Biden praised the department for moving “quickly” to fill the position and said he was modeling the approach after his work as vice president, when then-President Barack Obama asked him to oversee the Recovery Act in 2009.

“With a chief pandemic prosecutor now in place, the Justice Department will step up its efforts to crack down on bad actors – and do everything possible to seize relief money stolen from American families, businesses and schools in course of the last administration and give it back to the American people,” Biden said in a statement Thursday.

Attorney General Merrick Garland announced the multi-agency task force last May. The task force has already moved forward in several cases and investigations, examining fraud with the Paycheck Protection Program, Economic Disaster Loan Program, Unemployment Insurance Programs and other related frauds. to Covid healthcare, the press release said.

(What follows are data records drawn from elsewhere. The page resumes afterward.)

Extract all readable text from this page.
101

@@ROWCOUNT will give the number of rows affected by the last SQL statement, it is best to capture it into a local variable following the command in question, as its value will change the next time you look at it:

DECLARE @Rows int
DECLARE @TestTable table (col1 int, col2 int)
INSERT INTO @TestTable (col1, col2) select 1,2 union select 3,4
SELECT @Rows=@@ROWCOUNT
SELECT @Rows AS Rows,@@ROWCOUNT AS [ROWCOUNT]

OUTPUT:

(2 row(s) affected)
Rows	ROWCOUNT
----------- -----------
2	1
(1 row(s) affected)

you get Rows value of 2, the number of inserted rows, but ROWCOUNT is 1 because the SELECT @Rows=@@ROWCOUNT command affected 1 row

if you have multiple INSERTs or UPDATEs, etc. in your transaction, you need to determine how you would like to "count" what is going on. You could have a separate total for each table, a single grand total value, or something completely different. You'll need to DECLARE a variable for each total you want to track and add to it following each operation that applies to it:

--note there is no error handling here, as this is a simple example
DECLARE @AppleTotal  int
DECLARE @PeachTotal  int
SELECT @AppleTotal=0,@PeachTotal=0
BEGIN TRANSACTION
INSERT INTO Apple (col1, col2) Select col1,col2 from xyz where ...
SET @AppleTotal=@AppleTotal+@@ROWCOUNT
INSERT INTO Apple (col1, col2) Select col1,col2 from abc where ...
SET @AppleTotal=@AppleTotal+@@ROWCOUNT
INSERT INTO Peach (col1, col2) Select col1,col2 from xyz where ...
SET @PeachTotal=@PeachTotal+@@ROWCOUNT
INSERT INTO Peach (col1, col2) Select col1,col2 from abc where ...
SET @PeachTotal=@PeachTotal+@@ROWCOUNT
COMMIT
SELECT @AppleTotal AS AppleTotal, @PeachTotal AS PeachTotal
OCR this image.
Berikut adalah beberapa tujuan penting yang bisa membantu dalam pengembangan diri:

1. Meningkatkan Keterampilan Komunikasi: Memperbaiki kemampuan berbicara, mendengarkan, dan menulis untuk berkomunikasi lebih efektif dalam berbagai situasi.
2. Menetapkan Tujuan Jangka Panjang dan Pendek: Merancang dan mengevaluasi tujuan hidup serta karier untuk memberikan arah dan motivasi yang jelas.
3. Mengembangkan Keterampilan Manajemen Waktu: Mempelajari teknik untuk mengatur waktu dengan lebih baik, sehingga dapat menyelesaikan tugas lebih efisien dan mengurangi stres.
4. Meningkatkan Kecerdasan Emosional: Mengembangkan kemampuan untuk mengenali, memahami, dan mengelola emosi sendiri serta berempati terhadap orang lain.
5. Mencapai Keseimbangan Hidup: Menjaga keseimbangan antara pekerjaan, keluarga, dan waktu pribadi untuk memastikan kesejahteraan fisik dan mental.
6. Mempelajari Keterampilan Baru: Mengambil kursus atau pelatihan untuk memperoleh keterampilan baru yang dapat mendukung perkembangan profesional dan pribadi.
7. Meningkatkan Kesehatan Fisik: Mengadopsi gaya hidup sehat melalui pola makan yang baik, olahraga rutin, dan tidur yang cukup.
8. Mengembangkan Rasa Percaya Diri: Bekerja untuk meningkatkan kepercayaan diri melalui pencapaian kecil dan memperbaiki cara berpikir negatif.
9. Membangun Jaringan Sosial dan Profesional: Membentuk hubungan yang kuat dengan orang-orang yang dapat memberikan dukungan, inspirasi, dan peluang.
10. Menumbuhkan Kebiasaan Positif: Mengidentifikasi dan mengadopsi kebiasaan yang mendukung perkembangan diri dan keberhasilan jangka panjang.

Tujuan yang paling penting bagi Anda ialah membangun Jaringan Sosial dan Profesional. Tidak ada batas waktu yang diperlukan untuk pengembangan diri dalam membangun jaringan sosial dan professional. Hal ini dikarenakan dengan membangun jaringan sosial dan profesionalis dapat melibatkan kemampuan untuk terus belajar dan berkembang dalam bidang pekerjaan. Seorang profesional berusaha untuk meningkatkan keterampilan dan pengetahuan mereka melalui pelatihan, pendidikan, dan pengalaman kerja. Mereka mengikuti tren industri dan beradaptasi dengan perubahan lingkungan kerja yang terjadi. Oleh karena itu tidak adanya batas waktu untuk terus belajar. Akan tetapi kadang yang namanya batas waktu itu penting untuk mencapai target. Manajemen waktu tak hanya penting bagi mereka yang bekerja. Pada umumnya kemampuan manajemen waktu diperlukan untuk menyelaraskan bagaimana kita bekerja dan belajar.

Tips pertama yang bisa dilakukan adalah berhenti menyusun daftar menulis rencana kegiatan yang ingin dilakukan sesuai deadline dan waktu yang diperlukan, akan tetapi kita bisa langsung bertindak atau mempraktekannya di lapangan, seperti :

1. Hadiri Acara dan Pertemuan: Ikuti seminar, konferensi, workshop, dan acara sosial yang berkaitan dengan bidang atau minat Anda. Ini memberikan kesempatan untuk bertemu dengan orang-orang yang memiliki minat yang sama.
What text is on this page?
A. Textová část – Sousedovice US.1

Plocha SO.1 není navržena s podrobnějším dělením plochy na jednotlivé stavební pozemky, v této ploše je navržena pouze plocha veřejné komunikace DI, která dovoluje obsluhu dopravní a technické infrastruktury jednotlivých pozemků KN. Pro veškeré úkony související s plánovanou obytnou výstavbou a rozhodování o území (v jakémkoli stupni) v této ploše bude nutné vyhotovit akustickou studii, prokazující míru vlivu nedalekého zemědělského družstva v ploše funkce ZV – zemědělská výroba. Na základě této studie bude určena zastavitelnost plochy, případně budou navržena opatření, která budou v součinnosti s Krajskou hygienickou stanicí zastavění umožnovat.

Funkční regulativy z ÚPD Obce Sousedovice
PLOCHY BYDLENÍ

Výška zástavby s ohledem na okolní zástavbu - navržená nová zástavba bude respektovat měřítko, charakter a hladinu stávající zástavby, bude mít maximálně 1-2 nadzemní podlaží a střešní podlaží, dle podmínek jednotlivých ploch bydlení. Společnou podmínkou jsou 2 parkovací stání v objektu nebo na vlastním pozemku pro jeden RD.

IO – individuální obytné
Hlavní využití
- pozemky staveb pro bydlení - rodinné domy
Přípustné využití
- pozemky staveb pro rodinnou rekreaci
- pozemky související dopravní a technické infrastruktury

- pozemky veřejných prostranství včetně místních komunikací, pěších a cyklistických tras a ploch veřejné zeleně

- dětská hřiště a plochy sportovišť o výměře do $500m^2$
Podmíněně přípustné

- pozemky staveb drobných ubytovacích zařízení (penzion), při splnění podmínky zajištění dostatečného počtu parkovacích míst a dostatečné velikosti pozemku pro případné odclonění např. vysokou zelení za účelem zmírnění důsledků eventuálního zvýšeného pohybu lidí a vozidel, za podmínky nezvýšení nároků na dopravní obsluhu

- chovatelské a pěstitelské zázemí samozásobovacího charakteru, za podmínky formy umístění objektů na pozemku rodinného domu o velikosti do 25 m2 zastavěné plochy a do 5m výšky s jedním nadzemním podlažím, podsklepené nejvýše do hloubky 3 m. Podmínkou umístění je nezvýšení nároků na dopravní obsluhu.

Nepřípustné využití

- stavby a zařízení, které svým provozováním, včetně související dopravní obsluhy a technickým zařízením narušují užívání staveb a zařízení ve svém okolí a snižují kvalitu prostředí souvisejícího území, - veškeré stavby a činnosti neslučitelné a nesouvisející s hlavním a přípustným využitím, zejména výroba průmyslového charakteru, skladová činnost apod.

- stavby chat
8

For example, through the department’s work on the PPP and EIDL fraud cases, 500 defendants have been charged in more than 340 cases, the statement said. These cases amounted to more than $700 million in alleged intentional losses.

The chief prosecutor’s role will expand the task force’s efforts, the announcement said, particularly through the strike teams that Chambers will coordinate.

“We receive an extraordinary amount of data from our state workforce agency partners,” Chambers said in a statement. “This data holds the key to identifying and prosecuting certain types of fraud, including unemployment insurance fraud. Our strike teams will augment existing departmental efforts and include analysts and data scientists to review data, officers to investigate cases, and prosecutors and prosecutors to bring charges and adjudicate cases. Again, this is in addition to the great work that our people on the ground are already doing.